The modern mechanistic worldview is nihilistic in part because it represents a radical departure from (and denial of) everything that has been believed up to this point. The modernist viewpoint generally regards mythological narratives and the worldview they support as nothing but superstitious bullshit, which at least implicitly means that most of our ancestors were suckers who built their civilizations atop meaningless lies (this idea is quickly becoming untenable in light of the emerging science of cultural evolution; see also my recent post on supernatural beliefs).
The new worldview that is emerging no longer represents such a radical departure from our ancestors. By showing that this process (i.e., the meta-mythology, relevance realization) was at least implicit in the mythological narratives that served to organize our ancestors’ civilizations, we thereby show that we are part of a long lineage of people who have been engaged in the project of discovering and articulating how to live properly.
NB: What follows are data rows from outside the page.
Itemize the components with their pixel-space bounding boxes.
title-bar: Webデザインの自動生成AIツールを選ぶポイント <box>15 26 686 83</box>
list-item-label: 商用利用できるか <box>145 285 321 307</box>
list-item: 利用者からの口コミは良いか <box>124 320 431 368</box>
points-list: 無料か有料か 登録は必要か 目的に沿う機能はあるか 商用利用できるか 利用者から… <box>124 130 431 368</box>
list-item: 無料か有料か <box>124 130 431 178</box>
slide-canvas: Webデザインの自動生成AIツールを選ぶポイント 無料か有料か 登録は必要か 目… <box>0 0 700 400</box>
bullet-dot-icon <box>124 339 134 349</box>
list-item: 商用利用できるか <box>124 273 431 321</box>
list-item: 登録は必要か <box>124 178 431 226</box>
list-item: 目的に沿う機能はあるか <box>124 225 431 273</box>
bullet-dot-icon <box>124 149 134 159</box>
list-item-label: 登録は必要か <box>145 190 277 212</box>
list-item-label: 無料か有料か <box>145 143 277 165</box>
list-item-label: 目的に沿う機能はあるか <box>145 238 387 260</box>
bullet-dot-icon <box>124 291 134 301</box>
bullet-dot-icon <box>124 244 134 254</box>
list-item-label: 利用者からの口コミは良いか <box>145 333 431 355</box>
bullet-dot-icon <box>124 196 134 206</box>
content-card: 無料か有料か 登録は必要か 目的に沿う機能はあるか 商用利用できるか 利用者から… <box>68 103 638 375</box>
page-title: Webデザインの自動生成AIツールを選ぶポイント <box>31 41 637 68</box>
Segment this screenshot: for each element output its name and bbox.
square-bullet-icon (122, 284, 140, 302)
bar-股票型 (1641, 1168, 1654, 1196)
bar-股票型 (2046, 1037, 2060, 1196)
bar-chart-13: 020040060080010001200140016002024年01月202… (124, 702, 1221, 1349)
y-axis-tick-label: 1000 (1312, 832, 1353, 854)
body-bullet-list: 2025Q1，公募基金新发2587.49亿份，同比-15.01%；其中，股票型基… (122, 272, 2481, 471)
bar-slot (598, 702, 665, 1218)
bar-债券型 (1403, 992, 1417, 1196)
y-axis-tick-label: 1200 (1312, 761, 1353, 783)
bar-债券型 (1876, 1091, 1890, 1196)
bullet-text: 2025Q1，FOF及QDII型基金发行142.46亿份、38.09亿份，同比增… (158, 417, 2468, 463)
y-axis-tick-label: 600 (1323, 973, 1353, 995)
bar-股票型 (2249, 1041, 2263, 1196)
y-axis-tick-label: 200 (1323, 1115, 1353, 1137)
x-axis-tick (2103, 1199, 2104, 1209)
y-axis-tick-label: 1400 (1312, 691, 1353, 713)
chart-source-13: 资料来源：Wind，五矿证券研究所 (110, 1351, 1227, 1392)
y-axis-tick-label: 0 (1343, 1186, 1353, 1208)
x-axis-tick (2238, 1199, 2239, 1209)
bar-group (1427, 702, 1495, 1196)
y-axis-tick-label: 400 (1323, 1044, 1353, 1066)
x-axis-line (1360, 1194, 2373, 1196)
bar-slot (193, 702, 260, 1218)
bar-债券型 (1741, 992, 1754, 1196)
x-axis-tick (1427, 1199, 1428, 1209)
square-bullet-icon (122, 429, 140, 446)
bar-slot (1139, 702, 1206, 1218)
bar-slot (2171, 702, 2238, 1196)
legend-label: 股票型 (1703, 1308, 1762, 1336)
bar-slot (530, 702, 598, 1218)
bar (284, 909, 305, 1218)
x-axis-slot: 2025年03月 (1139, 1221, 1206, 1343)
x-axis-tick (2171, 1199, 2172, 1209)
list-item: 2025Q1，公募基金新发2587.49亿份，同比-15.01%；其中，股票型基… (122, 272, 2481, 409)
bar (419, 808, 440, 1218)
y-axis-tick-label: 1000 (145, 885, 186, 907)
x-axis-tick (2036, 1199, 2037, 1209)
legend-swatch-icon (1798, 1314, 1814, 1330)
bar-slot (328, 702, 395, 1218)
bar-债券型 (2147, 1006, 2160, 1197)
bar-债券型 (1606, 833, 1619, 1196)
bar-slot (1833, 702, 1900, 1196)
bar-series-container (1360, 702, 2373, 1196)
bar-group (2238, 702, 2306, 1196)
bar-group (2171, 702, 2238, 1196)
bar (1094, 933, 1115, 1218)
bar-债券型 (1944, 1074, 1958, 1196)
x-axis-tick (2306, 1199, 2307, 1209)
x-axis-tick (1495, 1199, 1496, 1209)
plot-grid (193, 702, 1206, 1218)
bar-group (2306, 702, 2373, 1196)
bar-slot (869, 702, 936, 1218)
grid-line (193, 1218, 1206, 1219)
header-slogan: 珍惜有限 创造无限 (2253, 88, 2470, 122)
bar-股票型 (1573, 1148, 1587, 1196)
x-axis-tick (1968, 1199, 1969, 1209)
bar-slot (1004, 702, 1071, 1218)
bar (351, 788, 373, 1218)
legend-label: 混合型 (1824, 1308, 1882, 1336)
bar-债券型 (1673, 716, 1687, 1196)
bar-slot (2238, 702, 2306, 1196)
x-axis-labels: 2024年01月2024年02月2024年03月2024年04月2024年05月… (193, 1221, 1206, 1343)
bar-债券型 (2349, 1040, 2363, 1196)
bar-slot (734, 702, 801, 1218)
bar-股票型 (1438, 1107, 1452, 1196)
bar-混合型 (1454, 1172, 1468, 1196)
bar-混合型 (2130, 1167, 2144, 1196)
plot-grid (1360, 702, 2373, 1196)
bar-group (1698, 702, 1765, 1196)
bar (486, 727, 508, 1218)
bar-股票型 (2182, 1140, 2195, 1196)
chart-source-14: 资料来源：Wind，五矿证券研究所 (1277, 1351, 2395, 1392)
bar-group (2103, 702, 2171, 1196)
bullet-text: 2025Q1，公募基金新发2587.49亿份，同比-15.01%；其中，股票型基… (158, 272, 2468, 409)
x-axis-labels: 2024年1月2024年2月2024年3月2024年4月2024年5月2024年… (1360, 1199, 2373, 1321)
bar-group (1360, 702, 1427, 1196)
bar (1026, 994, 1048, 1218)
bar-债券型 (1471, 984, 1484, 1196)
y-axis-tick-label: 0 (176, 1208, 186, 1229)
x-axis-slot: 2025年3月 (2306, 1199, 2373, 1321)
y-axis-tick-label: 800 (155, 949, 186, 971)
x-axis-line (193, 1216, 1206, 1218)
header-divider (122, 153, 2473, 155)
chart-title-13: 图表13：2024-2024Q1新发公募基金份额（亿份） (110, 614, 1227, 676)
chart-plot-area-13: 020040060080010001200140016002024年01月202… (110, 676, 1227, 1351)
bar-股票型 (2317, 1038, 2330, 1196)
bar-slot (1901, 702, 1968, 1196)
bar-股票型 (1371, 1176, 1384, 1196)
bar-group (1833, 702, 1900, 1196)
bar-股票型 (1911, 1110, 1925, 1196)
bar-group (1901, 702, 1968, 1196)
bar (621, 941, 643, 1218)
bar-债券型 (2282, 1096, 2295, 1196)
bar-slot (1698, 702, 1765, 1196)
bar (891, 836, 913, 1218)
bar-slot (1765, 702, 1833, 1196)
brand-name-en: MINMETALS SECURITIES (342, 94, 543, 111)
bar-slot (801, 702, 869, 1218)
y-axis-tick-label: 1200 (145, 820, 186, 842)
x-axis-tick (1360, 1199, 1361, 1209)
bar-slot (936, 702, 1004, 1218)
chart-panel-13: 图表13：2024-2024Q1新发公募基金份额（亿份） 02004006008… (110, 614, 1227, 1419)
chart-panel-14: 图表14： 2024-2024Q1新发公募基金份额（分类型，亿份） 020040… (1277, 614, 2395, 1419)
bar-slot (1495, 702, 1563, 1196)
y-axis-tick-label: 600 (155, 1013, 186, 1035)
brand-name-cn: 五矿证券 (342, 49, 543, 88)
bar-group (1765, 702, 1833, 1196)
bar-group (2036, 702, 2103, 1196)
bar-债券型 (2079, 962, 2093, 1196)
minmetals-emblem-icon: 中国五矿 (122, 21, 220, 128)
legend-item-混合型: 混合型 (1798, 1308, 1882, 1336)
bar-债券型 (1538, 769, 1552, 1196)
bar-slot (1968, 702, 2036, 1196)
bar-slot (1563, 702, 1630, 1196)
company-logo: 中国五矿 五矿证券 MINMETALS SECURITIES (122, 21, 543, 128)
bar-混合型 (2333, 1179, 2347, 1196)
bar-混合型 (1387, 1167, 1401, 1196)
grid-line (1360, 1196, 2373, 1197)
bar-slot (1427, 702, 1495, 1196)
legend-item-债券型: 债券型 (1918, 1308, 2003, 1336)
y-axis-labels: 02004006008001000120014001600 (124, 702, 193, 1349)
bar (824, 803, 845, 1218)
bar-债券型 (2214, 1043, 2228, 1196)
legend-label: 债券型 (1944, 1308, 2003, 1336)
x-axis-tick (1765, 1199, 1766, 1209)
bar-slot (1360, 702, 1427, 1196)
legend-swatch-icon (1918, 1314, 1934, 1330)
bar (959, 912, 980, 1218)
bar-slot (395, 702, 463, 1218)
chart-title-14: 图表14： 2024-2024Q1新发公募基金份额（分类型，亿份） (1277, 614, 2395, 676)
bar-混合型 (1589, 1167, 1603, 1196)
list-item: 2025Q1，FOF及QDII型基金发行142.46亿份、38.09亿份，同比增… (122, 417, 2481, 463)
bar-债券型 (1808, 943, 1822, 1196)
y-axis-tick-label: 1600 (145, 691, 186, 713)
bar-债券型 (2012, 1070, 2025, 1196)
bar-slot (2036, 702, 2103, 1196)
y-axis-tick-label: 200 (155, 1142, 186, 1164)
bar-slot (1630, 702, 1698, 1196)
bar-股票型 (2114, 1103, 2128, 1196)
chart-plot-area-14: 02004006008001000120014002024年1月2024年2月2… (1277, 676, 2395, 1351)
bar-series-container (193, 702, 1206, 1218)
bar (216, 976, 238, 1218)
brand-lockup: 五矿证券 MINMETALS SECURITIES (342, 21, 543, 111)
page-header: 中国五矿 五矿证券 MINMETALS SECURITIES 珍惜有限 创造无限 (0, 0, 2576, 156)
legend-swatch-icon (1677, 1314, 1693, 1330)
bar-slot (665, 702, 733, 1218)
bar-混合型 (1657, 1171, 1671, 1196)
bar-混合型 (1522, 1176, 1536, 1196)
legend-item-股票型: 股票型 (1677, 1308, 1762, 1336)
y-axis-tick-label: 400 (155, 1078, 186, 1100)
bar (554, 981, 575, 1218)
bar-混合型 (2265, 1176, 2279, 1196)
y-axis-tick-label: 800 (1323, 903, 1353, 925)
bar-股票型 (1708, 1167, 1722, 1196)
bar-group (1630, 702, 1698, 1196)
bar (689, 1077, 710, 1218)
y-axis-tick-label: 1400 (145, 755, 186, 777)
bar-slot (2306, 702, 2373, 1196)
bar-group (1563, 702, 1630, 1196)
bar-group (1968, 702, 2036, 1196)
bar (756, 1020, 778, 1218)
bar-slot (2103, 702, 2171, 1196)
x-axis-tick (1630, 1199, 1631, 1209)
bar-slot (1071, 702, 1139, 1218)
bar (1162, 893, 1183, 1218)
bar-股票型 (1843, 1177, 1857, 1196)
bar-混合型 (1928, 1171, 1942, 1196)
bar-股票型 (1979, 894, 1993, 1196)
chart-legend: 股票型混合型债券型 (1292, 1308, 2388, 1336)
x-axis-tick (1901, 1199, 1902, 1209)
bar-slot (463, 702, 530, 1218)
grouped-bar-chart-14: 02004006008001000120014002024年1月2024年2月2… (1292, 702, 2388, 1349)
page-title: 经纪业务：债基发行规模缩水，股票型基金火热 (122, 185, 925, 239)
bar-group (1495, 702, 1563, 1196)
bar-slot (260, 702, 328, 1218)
This does not mean that we must be beholden to traditional beliefs or ways of life, which is clearly not tenable given a rapidly changing world. It does mean, however, that we can see ourselves as part of a living tradition rather than looking at our ancestors with nothing but contempt (an attitude that seems to be fashionable these days, as demonstrated by Douglas Murray in his recent book The War on the West). The bottom right-hand corner in the figure below from Maps of Meaning is meant to represent a process of abstraction by which we continually become more clear about the pattern underlying admirable or optimal behavior.
First we imitate the pattern underlying admirable behaviors, then we encode that pattern into rituals, then into narratives, then into philosophical argumentation, then, finally, we gain an empirical/scientific understanding of it. In this way: “The image of the hero, step by step, becomes ever clearer, and ever more broadly applicable.” (Peterson, 1999 p. 149)
In Maps of Meaning, Jordan Peterson made a great deal of progress on making this worldview fully scientific by connecting mythological, literary, and philosophical illustrations of the meta-mythology to the best scientific theories that he had available to him at the time (mainly from cybernetics and neuroscience). That project is not complete, but Maps of Meaning laid a solid foundation for it. John Vervaeke’s work (especially his YouTube series) has exposed me to a number of ideas that have helped to further that project. I suspect that I’ll be spending the rest of my life trying to finish it. That is my response to the meaning crisis.